I doubt it. One observation is that polygons can experience cyclic overlap, so A > B and B > C does NOT imply A > C. This transitivity property is required for O(N lg N) sorting algorithms. And note that even with Crash 1 polygon counts, O(N^2) is > 1000^2 -- way too huge for a 33Mhz processor.

However, the way I did it was to precompute the sort order of the polygons ahead of time and store periodic key frames (the complete sorted list) along with diffs. These diffs were generally very small, meaning your intuition that not much changes from frame to frame is a valid one. The problem is without the runtime oracle telling you which polygons move from frame to frame, it seems hard to exploit this property.

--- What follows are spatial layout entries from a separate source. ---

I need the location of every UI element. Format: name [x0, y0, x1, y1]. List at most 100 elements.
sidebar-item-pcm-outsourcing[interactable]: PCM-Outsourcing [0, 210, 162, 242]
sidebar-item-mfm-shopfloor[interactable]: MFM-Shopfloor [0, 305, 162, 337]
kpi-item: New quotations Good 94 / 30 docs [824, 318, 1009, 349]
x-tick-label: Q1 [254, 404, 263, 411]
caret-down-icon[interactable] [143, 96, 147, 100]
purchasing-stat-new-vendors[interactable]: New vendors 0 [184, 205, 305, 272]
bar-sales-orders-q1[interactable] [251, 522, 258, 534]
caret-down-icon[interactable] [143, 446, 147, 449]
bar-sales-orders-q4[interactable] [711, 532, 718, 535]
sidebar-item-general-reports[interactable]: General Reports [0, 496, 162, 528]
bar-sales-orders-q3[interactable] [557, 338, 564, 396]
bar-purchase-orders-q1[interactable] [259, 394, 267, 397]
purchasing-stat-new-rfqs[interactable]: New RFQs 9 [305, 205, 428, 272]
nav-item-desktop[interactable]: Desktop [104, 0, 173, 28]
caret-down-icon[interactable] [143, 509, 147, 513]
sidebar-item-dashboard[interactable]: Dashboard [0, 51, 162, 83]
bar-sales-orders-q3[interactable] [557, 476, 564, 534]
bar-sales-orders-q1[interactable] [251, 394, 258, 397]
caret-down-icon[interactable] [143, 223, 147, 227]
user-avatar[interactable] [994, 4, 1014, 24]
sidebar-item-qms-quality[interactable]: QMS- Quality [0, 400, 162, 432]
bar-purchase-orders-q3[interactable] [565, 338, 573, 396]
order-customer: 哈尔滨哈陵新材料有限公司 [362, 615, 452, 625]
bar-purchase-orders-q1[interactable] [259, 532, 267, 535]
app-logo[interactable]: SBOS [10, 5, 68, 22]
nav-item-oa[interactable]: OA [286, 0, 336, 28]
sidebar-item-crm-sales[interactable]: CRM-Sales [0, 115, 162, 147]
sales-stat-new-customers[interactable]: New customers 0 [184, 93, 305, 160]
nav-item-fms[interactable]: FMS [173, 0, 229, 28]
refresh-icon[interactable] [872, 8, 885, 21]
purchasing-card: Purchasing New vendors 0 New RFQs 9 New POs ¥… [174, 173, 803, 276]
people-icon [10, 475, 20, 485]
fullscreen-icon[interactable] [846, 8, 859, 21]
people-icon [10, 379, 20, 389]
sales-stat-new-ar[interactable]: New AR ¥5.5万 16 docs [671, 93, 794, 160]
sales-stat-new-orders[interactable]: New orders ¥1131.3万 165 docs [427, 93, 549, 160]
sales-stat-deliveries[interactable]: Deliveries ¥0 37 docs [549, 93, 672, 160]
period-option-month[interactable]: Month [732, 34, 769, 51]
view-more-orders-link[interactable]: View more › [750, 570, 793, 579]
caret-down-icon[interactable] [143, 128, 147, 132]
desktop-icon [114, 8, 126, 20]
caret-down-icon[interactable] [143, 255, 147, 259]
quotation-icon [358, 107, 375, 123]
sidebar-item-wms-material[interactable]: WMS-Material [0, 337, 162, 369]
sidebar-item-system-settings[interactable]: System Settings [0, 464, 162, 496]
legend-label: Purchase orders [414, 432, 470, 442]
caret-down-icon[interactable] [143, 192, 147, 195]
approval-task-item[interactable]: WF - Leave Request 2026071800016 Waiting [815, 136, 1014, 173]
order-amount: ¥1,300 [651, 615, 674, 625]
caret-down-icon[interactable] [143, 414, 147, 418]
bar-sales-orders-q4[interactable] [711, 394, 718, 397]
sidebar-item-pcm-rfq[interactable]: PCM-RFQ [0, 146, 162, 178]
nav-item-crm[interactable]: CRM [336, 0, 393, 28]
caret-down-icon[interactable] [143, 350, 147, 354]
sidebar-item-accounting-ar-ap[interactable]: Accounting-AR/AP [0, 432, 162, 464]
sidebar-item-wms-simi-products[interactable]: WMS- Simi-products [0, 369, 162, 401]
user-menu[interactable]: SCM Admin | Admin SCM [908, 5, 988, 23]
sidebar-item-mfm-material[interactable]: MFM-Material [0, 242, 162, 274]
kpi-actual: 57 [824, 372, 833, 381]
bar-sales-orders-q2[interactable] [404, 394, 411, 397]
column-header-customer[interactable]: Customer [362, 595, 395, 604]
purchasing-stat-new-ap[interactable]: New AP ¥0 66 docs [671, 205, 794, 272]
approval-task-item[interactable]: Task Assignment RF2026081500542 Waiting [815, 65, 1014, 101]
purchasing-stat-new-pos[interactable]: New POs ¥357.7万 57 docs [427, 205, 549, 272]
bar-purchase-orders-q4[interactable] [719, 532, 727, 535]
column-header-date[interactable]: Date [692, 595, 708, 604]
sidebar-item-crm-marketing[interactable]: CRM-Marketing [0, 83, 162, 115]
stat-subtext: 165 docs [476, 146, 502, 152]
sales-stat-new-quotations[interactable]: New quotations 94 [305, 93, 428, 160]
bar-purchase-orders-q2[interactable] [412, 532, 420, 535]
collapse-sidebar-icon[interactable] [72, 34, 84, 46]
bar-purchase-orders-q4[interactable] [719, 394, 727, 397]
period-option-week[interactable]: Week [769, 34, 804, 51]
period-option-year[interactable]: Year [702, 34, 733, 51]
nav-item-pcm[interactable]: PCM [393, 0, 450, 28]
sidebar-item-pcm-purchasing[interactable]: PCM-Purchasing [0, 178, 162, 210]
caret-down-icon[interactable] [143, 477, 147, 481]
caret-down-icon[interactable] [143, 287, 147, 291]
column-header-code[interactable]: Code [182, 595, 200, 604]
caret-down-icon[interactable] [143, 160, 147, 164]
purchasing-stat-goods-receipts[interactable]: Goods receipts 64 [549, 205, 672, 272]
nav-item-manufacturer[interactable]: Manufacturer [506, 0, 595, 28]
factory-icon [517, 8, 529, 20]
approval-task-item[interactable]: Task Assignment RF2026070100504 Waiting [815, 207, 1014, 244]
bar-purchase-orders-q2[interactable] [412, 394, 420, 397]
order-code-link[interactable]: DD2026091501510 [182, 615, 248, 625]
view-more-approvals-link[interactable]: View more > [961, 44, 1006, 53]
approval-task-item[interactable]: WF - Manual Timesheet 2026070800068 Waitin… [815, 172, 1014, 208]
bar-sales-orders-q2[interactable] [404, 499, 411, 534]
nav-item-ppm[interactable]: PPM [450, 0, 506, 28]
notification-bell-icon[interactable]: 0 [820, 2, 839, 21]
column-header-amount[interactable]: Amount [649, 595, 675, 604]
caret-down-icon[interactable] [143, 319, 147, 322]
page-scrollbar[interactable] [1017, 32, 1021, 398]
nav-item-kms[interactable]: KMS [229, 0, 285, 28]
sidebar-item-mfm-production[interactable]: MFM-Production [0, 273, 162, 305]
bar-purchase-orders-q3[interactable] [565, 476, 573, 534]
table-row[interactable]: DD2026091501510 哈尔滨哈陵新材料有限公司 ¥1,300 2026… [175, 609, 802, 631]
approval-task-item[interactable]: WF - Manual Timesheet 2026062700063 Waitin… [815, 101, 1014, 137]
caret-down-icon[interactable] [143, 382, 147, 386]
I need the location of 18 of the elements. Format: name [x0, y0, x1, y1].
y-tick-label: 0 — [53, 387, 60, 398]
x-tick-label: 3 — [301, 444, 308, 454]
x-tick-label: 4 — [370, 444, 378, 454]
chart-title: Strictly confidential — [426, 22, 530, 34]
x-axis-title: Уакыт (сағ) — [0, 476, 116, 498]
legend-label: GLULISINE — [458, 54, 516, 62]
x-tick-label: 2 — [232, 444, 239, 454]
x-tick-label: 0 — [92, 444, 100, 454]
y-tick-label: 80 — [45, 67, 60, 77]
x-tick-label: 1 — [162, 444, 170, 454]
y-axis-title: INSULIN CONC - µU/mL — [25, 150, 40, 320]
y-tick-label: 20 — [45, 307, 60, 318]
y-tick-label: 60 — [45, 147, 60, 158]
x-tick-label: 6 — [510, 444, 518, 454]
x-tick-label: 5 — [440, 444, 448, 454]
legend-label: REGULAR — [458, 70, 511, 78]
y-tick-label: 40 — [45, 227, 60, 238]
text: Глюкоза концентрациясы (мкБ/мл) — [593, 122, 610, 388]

Another issue with approximate polygon sorting methods like bucket sorting is that the sort isn't terribly stable from frame to frame, so you get the annoying flickering effect that you see so often in PS1 games, as a pair of polygons alternates between relative sort order as you move around.

Thanks, really clear explanation, and thanks for taking the time to answer such a basic question. :)

  • It’s not a basic question at all. If you look at the most innovative games of that era, they all found some way to not resort to O(N^2) polygon sorting. A bit before Crash came out ID Software showed that spatial data structures like BSP trees could help a lot; we were influenced by that.